Era un ragazzino alto e goffo, troppo per i vivai olandesi. È diventato un attaccante potente (ancora un po’ scoordinato, soprattutto dal dischetto) e tenace, così determinato da approdare in Bundesliga nel 2018, diventando una pedina fondamentale per il Wolfsburg. Oggi Wout gioca nel Besiktas.
Così trasparente e inquadrato da averne fatto un mantra: “Discipline, the one thing necessary to achieve any goal worth having”, queste le parole che riporta sui social network, dove “credi in te stesso” è diventato un messaggio per tutti quelli che ci provano ma trovano solo porte sbattute in faccia.
Wout Weghorst da bambino era ossessionato, quando iniziava a piovere lui rimaneva comunque nel suo campetto per godere della bellezza di quel momento, mentre suo padre lo definiva un pazzo. Il pallone gli servì per superare il dolore per il divorzio dei genitori: piangeva molto, si arrabbiava con se stesso, pretendeva sempre di più, dichiarando più volte di essersi sentito diverso dai suoi coetanei.
Wout Weghorst: i primi calci (da professionista) a 19 anni
Questa ambizione era direttamente proporzionale alla sua età: a 19 anni era ancora tra i dilettanti, si allenava comunque 7 giorni su 7, senza essere interessato alle feste nel weekend: “Giocavo nel campionato distrettuale, ma vivevo come un professionista”.
Il suo esordio in Eredivisie arrivò a 22 anni, con l’Heracles Almelo, dopo due anni disputati in seconda serie olandese con l’Emmen.
Poi il passaggio nell’AZ Alkmaar, dove segnò 35 reti, guizzo degno di nota per il Wolfsburg: i tedeschi decisero infatti di acquistare il gigante olandese (197 cm) per 10,5 milioni. Il suo passatempo preferito diventò ribaltare le previsioni: in pochi credevano in lui, ma con la sua fisicità e la freddezza sotto porta si è invece rilevato una delle punte più decisive per il Wolfsburg, confermandosi per 3 anni di fila tra i migliori marcatori del campionato tedesco, appena dietro a Lewandovski, Werner e Sancho.
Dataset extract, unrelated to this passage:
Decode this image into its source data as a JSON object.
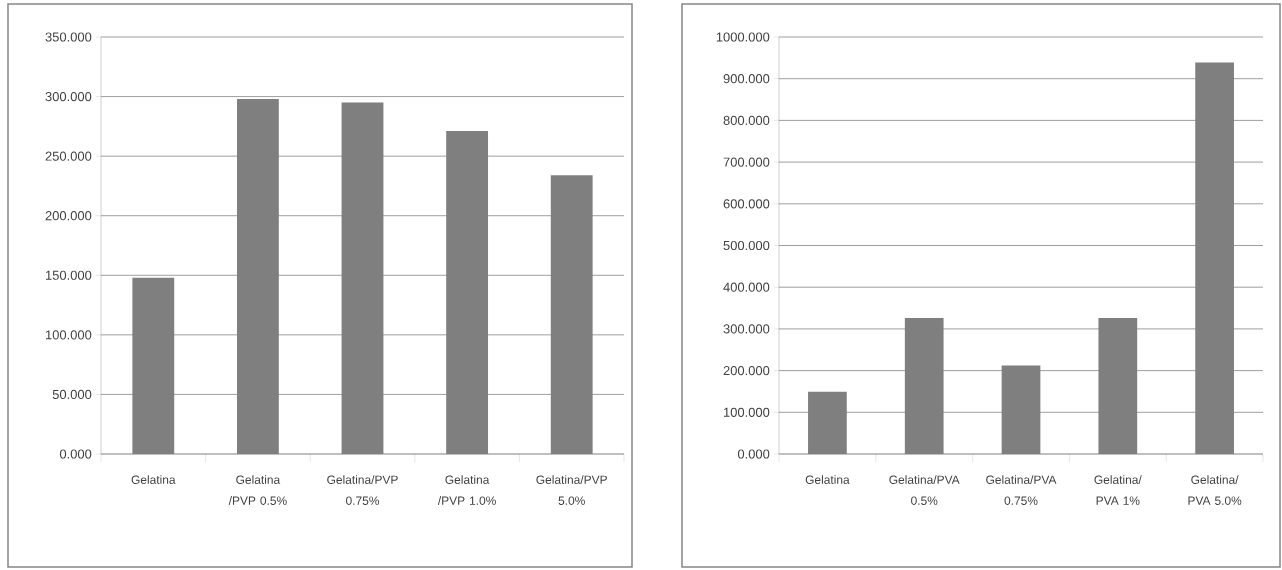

Risolutivo, conclusivo, ma talvolta anche poco preciso. Impossibile dimenticarsi quei due scivoloni dal dischetto, in Europa League contro lo Shakhtar e stessa scena ripetutasi in coppa di Germania contro il Lipsia, sinonimo di grande personalità ma anche di poca meticolosità.
La casa di riposo
Weghorst ama essere semplicemente Wout e l’ha dimostrato nei gesti più semplici. Come quando frequentava quotidianamente le case di riposo in Olanda per prendersi cura degli anziani rimasti soli. Pensava fosse bruttissimo vivere gli ultimi anni di una vita senza parenti, così conobbe un gruppo ai quali era noto per la sua professione, parlava di calcio e legò con un signore, un 83enne, per il quale diventò un punto di riferimento per quasi un anno.
Ogni giorno l’anziano chiedeva di lui e Wout lo accompagnava all’aria aperta spingendolo sulla sedia a rotelle, donandogli tanto amore ma ricevendone altrettanto. Quando venne a mancare fu davvero dura per WW, che mai si era sentito così importante per qualcuno in una situazione davvero speciale. Il suo sogno resta quello di giocare in Premier League: lassù qualcuno tiferà per lui.